A la mañana siguiente, estaba demasiado nerviosa por el baile como para pensar en ella. Tenía el estómago reducido al tamaño de un guisante y me negué a comer nada por temor a vomitarlo.

Después del mediodía, Francine y Cora me ayudaron a ponerme el bello vestido verde que el señor Auclair me había encargado para esta ocasión especial. Mientras me recogían el cabello y lo decoraban con cintas y diminutos pasadores, me contemplé en el espejo del tocador. Hacía casi cuatro meses que me había encontrado en una situación parecida, sentada en el dormitorio de Maeve con ella preparándome para mi boda. Parecía que esos eran los recuerdos de otra persona, de otra vida. La Anna que ahora me miraba llevaba la cara maquillada, parecía más adulta y casi la habría confundido con una dama si no supiera la verdad. El regalo del señor Auclair colgaba de mi cuello, la única joya que había aceptado llevar.

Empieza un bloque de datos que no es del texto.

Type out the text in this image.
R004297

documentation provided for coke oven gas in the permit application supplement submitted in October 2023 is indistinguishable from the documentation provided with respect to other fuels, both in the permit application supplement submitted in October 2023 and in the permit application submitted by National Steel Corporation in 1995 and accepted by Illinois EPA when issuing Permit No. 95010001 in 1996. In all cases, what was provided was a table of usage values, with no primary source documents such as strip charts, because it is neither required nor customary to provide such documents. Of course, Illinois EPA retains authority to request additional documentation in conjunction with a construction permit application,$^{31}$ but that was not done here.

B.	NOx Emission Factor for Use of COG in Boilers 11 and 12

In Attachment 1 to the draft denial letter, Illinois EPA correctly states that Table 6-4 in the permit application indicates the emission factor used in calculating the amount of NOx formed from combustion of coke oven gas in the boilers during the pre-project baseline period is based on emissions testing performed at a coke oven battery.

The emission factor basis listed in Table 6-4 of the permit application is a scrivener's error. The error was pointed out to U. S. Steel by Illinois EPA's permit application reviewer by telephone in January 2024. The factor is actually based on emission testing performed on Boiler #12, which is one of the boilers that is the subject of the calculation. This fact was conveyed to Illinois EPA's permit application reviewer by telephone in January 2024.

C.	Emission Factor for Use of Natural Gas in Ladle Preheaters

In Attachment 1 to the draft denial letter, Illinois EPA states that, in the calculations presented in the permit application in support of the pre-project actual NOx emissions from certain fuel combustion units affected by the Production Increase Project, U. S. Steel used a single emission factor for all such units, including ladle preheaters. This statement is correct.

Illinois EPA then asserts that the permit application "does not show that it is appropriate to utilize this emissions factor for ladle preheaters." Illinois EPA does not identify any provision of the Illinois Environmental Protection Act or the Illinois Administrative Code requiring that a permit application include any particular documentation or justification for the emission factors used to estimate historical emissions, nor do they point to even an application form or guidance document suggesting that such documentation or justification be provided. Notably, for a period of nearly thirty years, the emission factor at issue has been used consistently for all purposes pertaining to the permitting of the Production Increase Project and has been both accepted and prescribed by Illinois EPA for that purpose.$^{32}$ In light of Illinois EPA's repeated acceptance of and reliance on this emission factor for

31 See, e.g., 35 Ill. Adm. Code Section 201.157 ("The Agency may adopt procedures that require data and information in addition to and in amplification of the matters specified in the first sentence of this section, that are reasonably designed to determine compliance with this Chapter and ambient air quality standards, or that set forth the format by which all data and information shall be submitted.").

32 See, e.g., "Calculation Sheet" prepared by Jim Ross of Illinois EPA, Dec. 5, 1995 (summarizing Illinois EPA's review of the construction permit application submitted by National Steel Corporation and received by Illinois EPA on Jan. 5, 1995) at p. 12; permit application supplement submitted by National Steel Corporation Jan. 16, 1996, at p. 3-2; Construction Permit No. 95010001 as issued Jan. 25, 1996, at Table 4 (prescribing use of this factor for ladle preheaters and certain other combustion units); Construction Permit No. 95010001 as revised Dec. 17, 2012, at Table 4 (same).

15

—Estás nerviosa, Anna —comentó Francine. No era una pregunta.

—Nunca he ido a un baile, no sé qué voy a hacer allí —confesé—. Dudo que se parezca a las fiestas del solsticio que se celebraban en mi aldea.

Ella me dedicó una mirada indulgente y me puso las manos sobre los hombros.

—No se espera que hagas nada de otro mundo, cariño —me aseguró—. Solo enséñales esa bonita sonrisa tuya y caerán todos a tus pies.

Solté una risita nerviosa.

—Gracias, Francine. —Luego miré a Cora, que me trenzaba un mechón de pelo con aire ausente—. Y gracias, Cora.

Ella asintió apenas, sin despegar la vista de su trabajo.

Cuando un sirviente llegó a anunciar que el carruaje estaba listo, respiré hondo y me despedí de las otras concubinas antes de bajar al recibidor.

El señor Auclair estaba allí, con una elegante levita azul marino y sus rizos rubios pulcramente domesticados y sujetos con una cinta de terciopelo. Parecía un príncipe de cuento y por un momento me sentí en un sueño, como si yo también fuera una princesa que acudía al encuentro de su amado.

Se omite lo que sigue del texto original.